Table 6 and Figure 12 present the average recognition accuracy for a specific key frame. In Table 6, the accuracy of each key frame indicates the average accuracy of all combinations that includes this key frame. If p25 is taken as an example, the accuracy for two key frames was calculated by averaging the accuracies of (p25 + p50), (p25 + p75), and (p25 + p100). The accuracy for three key frames was calculated by averaging the accuracies of (p25 + p50 + p75), (p25 + p50 + p100), and (p25 + p75 + p100). The accuracies of the other key frames were calculated in the same manner. The highest average accuracy was obtained with p100, and the lowest average accuracy was obtained with p75.

3.3. Camera Views and Action Classes

Table 7 presents the recognition accuracy for each action class and camera view.
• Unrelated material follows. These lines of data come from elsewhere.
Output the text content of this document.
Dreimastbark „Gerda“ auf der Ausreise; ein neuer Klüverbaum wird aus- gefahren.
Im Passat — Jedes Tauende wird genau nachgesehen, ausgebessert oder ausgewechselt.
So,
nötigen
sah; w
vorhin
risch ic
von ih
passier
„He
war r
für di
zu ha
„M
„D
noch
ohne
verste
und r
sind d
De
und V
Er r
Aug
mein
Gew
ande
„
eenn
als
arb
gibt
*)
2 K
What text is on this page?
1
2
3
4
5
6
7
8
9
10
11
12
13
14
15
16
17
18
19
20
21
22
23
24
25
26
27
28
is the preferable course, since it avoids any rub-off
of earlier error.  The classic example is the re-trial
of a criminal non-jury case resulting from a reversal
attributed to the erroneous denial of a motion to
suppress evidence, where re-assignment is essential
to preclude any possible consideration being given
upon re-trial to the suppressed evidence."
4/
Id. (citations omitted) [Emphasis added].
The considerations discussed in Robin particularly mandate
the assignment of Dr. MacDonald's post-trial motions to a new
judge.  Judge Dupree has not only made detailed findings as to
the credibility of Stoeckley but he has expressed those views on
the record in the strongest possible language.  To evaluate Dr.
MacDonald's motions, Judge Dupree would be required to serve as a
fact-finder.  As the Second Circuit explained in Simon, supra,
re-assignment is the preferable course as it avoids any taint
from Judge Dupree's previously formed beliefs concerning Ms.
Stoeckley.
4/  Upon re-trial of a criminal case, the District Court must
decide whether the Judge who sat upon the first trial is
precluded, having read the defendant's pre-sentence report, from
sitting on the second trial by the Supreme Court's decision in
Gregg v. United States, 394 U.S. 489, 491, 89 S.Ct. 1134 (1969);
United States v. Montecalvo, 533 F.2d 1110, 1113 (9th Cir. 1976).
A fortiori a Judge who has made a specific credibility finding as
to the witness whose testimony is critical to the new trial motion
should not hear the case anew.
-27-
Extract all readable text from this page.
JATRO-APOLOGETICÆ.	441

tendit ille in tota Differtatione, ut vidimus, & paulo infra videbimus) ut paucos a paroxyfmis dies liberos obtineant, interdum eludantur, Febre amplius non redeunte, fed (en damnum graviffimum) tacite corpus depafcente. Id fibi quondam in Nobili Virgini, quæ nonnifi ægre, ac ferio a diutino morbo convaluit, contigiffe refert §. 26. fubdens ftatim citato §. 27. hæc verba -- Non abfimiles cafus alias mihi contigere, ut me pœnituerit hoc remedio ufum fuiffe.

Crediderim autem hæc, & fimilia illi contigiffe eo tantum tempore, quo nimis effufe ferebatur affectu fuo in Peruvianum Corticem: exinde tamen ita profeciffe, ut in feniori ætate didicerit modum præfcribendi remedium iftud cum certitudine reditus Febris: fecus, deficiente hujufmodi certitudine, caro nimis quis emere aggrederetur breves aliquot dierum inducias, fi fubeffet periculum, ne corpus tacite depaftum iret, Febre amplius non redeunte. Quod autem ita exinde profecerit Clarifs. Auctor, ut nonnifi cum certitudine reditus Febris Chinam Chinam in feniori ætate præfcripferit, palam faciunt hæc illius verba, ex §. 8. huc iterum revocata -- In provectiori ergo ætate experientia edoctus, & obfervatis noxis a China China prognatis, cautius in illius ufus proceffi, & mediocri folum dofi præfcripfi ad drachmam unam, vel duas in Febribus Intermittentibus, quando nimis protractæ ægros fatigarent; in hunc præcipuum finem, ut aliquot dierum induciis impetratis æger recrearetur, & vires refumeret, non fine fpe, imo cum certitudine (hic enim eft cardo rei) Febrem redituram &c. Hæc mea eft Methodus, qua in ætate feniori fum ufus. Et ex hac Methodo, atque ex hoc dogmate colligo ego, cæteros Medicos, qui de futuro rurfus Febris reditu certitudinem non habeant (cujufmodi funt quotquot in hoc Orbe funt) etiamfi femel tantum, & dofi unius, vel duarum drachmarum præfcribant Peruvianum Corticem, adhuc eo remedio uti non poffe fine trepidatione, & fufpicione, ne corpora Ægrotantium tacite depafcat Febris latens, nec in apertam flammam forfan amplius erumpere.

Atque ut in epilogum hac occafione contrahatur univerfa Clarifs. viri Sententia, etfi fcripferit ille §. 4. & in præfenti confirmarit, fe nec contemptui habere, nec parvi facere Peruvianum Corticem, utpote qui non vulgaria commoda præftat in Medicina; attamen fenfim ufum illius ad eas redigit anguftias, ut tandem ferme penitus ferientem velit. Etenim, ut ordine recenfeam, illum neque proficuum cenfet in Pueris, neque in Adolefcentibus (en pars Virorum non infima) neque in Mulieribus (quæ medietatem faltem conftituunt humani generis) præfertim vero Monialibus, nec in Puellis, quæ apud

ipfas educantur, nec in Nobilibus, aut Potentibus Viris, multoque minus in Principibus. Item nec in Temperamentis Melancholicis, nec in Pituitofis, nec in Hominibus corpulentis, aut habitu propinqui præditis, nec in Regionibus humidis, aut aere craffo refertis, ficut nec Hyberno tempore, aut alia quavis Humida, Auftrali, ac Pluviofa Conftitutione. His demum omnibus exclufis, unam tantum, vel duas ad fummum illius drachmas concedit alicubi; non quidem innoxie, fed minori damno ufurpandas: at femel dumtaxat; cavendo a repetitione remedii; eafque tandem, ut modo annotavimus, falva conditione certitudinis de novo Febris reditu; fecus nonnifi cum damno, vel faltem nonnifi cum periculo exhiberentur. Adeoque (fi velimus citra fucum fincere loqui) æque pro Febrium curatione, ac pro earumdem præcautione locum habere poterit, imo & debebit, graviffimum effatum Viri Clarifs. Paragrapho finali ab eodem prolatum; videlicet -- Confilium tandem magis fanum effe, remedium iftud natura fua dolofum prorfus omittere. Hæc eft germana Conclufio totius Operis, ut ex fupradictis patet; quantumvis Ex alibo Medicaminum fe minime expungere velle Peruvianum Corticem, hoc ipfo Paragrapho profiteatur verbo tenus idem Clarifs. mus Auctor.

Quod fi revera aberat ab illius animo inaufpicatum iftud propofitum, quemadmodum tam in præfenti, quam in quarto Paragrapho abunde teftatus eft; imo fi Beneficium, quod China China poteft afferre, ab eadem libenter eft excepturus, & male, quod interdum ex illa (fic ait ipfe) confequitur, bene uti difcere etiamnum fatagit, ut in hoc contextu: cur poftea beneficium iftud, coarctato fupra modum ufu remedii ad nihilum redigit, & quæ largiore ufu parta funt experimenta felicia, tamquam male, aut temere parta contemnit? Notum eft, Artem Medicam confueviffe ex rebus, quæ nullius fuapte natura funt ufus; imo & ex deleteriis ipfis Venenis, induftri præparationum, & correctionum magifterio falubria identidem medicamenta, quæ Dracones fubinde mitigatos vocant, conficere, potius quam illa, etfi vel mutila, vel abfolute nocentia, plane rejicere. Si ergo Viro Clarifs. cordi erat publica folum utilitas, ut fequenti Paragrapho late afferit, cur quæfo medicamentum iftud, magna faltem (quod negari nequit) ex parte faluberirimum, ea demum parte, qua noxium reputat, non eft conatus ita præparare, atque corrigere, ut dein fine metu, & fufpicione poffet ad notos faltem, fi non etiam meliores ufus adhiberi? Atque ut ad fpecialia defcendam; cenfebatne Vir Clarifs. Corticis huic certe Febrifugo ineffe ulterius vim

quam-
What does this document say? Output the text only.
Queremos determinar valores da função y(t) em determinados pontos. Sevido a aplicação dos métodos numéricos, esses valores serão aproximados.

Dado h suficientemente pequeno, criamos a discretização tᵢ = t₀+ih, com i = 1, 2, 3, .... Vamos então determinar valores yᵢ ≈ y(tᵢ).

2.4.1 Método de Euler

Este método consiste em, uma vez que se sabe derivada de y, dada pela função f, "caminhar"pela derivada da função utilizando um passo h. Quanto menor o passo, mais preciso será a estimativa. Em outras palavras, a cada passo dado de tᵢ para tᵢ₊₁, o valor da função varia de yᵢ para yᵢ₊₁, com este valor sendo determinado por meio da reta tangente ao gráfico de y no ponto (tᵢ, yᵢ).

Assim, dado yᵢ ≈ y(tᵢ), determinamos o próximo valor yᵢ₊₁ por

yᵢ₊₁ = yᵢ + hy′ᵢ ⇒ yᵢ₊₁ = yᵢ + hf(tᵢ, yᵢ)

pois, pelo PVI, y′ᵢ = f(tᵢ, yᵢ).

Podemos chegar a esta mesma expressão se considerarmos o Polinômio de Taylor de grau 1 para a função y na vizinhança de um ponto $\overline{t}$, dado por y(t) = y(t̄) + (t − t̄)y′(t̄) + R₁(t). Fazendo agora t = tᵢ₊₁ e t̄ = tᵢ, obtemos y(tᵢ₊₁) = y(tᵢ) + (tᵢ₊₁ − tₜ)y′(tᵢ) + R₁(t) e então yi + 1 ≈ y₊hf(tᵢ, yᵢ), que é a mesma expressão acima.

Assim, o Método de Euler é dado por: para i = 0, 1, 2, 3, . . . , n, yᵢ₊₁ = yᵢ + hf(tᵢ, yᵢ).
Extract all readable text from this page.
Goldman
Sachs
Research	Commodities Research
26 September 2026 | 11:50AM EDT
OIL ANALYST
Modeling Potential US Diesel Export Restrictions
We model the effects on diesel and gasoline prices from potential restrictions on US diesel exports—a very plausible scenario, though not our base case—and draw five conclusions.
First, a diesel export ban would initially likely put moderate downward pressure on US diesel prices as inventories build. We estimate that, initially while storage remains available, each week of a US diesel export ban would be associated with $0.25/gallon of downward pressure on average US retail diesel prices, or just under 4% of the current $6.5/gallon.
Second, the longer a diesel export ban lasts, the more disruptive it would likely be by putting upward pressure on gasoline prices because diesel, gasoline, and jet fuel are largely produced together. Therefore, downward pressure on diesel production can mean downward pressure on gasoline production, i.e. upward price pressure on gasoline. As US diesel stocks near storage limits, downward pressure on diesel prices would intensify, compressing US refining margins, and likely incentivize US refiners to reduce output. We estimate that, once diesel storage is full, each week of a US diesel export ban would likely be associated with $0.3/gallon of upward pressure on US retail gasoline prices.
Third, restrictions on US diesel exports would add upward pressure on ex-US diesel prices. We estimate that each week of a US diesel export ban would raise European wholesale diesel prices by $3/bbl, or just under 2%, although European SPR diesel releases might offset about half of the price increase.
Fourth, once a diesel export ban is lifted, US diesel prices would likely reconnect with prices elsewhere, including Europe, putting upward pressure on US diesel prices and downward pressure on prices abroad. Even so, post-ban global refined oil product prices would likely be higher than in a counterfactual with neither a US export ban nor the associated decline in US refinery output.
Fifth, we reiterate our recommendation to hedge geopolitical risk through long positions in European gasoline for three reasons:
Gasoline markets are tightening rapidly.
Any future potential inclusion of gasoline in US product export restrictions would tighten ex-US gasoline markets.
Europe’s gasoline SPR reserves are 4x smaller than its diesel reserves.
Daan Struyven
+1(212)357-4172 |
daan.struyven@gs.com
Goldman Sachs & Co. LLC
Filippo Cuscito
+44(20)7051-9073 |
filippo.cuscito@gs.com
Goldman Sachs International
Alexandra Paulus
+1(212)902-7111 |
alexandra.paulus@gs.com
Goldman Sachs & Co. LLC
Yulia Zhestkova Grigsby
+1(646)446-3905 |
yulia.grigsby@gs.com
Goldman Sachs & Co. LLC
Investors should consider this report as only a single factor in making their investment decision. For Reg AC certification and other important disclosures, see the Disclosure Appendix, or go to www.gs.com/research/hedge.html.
As indicated in Table 4 and Table 5, the accuracy was about 2–10% higher with the side view than the front view for almost all analyses. The same trend can be observed in Table 7. The average accuracy was 88.8% with the side view and 81.8% with the front view. This tendency was confirmed for each unit technique except for A2. With regard to action classes, the three jireugi actions (A4, A5, and A7) and one chigi action (A6) had lower accuracies than the others, as shown in Figure 13. Figure 14 shows the confusion matrices for the action classification. The most frequently confused actions were momtong jireugi (middle punch, A4) versus dubeon jireugi (double punch, A7) and sonnal mokchigi (neck-high knife hand strike, A6) versus eolgul jireugi (high punch, A5).

3.4. Backgrounds

Table 8 shows the effect of the background to the recognition accuracy. TUHAD was captured in two different backgrounds as shown in Figure 3. In total, 70% of images were captured in a background shown in Figure 3a and remaining 30% of images were captured in the other background shown in Figure 3b. To compare the recognition accuracy regarding the backgrounds, the accuracies were evaluated for five sets of training and test samples having different background configurations as shown in Table 8. The recognition accuracy of the model trained with the samples captured in the background A and tested with the images captured in the background B was 44.2% and 47.4% for the front and the side viewpoint, respectively. On the contrary, when training was conducted with images captured in the background B and tested with the images captured in the background A, the accuracy was 30.0% and 30.7% for front and side viewpoints, respectively. These cases, in which training and testing were conducted with images of different backgrounds, showed significantly lower accuracy than the model trained with the images of both backgrounds. However, there were no significant differences in recognition accuracy for the cases in which the training was conducted with the images of both backgrounds. These results imply that the problem of such overfitting may arise if the training data is captured in a specific environment.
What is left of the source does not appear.